The other night - maybe it was even Sunday night? - the local PBS channel showed one of their historical documentaries on the War of 1812. It was pretty interesting, and I was gratified to see how much I remembered from my grade-school and high-school American history:
Tecumseh
"We have met the enemy and he is ours"
Commadore Perry (Well I should know that; having grown up in Northeastern Ohio: he was still known as "The Hero of Lake Erie")
Francis Scott Key
The writing of The Star-Spangled Banner. (And I think it's interesting how a British drinking song was repurposed for the tune: So Americans have been "upcycling" since nearly the beginning?)
The burning of Washington and how Dolley Madison saved some of the important things from the White House (esp. a portrait of Washington). Dolley Madison seems like she was a pretty cool person: for all her social-butterfly ways, she seems to have had quite a tough core.
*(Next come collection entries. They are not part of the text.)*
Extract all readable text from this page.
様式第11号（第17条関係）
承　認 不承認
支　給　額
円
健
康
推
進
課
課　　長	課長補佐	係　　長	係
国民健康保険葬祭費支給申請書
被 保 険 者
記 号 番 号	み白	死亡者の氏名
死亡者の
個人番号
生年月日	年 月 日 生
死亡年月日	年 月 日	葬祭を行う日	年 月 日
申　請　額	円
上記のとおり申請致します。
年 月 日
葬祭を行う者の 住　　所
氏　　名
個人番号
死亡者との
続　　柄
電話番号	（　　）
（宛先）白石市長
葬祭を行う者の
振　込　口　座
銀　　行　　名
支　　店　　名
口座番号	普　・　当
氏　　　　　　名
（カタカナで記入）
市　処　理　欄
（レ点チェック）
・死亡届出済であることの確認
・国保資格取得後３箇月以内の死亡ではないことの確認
The idea that impressment of American sailors could have been one of the contributing factors.
The fall of Fort Detroit
There were some things I didn't know or was never taught: in school, they never really made the connection with the Napoleonic wars, and that one of the causes of 1812 could have been trade disputes, in that the US wanted to trade more or less freely and Britain wanted any ship trading with France to stop off and pay a tariff with them or be considered "hostile."
And I don't think we learned as much about the privateers...who were basically pirates with a governmental okay. (They may have been a bit less brutal in their methods than true pirates)
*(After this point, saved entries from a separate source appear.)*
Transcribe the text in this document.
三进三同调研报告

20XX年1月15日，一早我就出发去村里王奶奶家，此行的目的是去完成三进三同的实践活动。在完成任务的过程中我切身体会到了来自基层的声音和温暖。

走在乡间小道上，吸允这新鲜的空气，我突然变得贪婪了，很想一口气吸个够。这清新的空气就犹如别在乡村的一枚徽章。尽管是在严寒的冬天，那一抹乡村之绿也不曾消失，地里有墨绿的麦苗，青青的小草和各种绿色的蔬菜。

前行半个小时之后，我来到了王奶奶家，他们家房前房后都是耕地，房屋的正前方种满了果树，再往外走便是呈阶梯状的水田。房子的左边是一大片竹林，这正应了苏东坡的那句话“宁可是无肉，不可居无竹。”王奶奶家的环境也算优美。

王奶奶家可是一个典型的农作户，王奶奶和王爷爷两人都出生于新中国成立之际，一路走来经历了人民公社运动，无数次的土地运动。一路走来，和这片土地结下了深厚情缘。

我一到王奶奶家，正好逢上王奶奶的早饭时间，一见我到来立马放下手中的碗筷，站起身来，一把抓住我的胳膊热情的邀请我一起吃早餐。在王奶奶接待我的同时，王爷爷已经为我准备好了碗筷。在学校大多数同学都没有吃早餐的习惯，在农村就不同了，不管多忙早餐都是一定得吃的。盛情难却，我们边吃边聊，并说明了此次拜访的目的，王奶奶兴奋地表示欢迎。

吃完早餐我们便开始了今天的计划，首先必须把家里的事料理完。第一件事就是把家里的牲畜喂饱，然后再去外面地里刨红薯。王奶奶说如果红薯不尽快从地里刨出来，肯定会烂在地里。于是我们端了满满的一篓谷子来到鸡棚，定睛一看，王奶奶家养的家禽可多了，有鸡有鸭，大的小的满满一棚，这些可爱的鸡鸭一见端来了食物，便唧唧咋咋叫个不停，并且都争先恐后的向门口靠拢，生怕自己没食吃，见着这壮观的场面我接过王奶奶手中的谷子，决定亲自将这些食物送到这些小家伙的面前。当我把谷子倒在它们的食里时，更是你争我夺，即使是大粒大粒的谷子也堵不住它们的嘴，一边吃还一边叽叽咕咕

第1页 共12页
Also, we never learned the Canadian perspective (that this war was essentially a war for their way of life, just as much as the American side was fighting for its way of life, but that Canada's and the US's perspective was different on what the "right way of life" in terms of relations with Britain was).
They also touched somewhat on the way Native villages - and to some extend, on how some of the outpost Euro villages - were horribly sacked, apparently some of the things done (like burning houses) really violated a code that many of the military people held....but they did it anyway.
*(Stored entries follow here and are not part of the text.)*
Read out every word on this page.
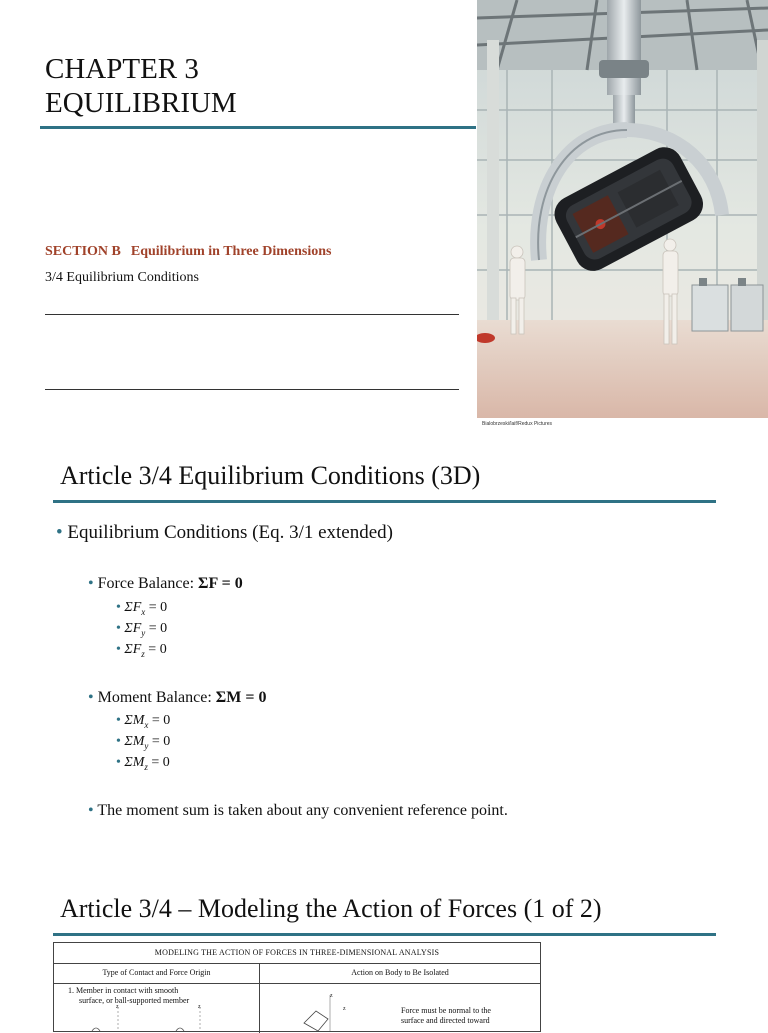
CHAPTER 3
EQUILIBRIUM
SECTION B Equilibrium in Three Dimensions
3/4 Equilibrium Conditions
Bialobrzeski/laif/Redux Pictures
Article 3/4 Equilibrium Conditions (3D)
• Equilibrium Conditions (Eq. 3/1 extended)
• Force Balance: ΣF = 0
• $\Sigma F_x = 0$
• $\Sigma F_y = 0$
• $\Sigma F_z = 0$
• Moment Balance: ΣM = 0
• $\Sigma M_x = 0$
• $\Sigma M_y = 0$
• $\Sigma M_z = 0$
• The moment sum is taken about any convenient reference point.
Article 3/4 – Modeling the Action of Forces (1 of 2)
MODELING THE ACTION OF FORCES IN THREE-DIMENSIONAL ANALYSIS
Type of Contact and Force Origin	Action on Body to Be Isolated
1. Member in contact with smooth
surface, or ball-supported member
z	z
z
z	Force must be normal to the
surface and directed toward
One interesting thing had to do with Tecumseh. He was apparently interested in starting up some kind of "United Indian States" to the west (this would have been like present-day Wisconsin, Illinois, and south...) of the current states....with the idea that the Indian nations would unite and band together and in some way be a mirror of the existing United States. Of course that didn't happen. (And the Native people got a really raw deal - to understate it - in the whole expansion of the US and of European Americans). It would be interesting though if Tecumseh had lived, had managed to consolidate enough power, and to actually help establish that country. (Of course I would not be living where I am now; for that matter, there probably would not have been an Ohio for me to grow up in). It's just an interesting thing to speculate on: how would the world be different? Would the two nations be mirrors of one another, or would they be very different?
I enjoy stuff like that but any more, it seems like it's only PBS where you find it. What used to be "The Learning Channel" is now devoted to psychic mediums and toddlers in beauty pageants, "The History Channel" seems to now be "All 'Ancient Aliens,' all the time" and it also seems that a lot of stations are swapping the same programs between them. (While I, at times, enjoy stuff like "American Pickers," do we really need fourteen different shows devoted to some aspect of people finding abandoned stuff and hoping to sell it for a lot of money? Or at least, could we have those shows not broadcast at the same time as each other so people who'd rather watch something else can find it?)
Maybe it's just the time I'm free to watch television, but it does seem like there's been a big creep of "reality programming" into channels that used to show more-educational stuff. And I admit it; I'm a bit of a snob: I dislike most reality shows.